NXP is a global semiconductor firm mainly engaged in the design, manufacture and sale of integrated circuits (ICs) and discrete components. Its products are used in various sectors, including the automotive, wireless network infrastructure, lighting, mobile, consumer and computer industries. The target company, Freescale, is mainly engaged in the manufacture and R&D of microcontrollers and digital networking processors (embedded processors). Freescale also provides customized semiconductor products to clients to complement its embedded processing solutions.

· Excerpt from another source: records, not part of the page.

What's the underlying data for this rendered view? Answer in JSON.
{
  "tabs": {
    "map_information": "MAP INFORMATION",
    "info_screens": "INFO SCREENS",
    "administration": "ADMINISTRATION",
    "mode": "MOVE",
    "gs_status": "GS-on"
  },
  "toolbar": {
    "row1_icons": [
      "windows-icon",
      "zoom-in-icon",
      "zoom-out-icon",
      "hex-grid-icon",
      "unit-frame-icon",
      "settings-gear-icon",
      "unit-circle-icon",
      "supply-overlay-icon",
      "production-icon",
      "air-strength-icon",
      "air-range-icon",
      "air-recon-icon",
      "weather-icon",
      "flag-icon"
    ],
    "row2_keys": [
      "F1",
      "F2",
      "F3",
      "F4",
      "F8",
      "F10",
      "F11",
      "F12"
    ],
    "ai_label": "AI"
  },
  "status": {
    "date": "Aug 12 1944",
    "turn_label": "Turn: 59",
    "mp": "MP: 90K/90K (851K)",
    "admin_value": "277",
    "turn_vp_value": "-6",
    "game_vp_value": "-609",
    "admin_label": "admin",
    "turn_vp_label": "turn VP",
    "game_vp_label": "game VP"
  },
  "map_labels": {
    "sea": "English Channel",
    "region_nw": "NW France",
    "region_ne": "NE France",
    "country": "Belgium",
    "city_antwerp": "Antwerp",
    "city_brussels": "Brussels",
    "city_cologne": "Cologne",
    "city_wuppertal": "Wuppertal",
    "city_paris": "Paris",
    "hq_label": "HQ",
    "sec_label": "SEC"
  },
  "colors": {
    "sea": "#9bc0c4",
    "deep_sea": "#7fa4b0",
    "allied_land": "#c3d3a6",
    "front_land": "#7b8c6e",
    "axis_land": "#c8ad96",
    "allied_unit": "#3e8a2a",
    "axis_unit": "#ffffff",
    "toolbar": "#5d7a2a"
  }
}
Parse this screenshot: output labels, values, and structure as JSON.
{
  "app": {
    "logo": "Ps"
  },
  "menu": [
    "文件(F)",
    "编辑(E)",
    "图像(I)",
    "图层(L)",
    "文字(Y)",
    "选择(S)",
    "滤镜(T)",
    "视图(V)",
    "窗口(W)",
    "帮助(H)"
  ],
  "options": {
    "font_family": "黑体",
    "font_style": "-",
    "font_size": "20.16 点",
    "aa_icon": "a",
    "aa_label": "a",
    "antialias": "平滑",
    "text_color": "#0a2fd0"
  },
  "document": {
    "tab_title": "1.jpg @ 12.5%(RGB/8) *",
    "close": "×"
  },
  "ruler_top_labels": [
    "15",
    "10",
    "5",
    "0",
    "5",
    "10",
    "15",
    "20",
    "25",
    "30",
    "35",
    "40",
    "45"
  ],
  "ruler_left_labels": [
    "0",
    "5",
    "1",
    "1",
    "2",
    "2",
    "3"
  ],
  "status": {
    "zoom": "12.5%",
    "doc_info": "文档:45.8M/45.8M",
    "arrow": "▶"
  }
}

After conducting detailed analysis of the impact the concentration of undertakings may have on the relevant product markets, MOFCOM established that the proposed deal could eliminate or restrict competition in the radio frequency (RF) power transistor product market. MOFCOM comprehensively evaluated the remedies submitted by NXP, which includes the divestment of NXP’s RF power transistor business, and eventually granted conditional clearance to the proposed acquisition of Freescale based on NXP’s commitments. This is the only conditional clearance case granted by MOFCOM in the last three years, with the condition that the parties adopt the structural remedy of divesting business that may have negative effects on competition in the relevant market. As this deal involves a global notification, it obtained conditional approvals from the European Commission (EU) on 17 September 2015, as well as from the Korean Fair Trade Commission (KFTC) on 23 November 2015. The remedy submitted to MOFCOM by NXP is quite similar to that submitted to the EU and KFTC. This is, to a large extent, due to the fact that the geographical markets of the relevant products, which drew the attention of anti-monopoly authorities in different jurisdictions, are defined as the global market. This also indicates that MOFCOM’s anti-monopoly review and law enforcement practices are becoming more in line with international practice.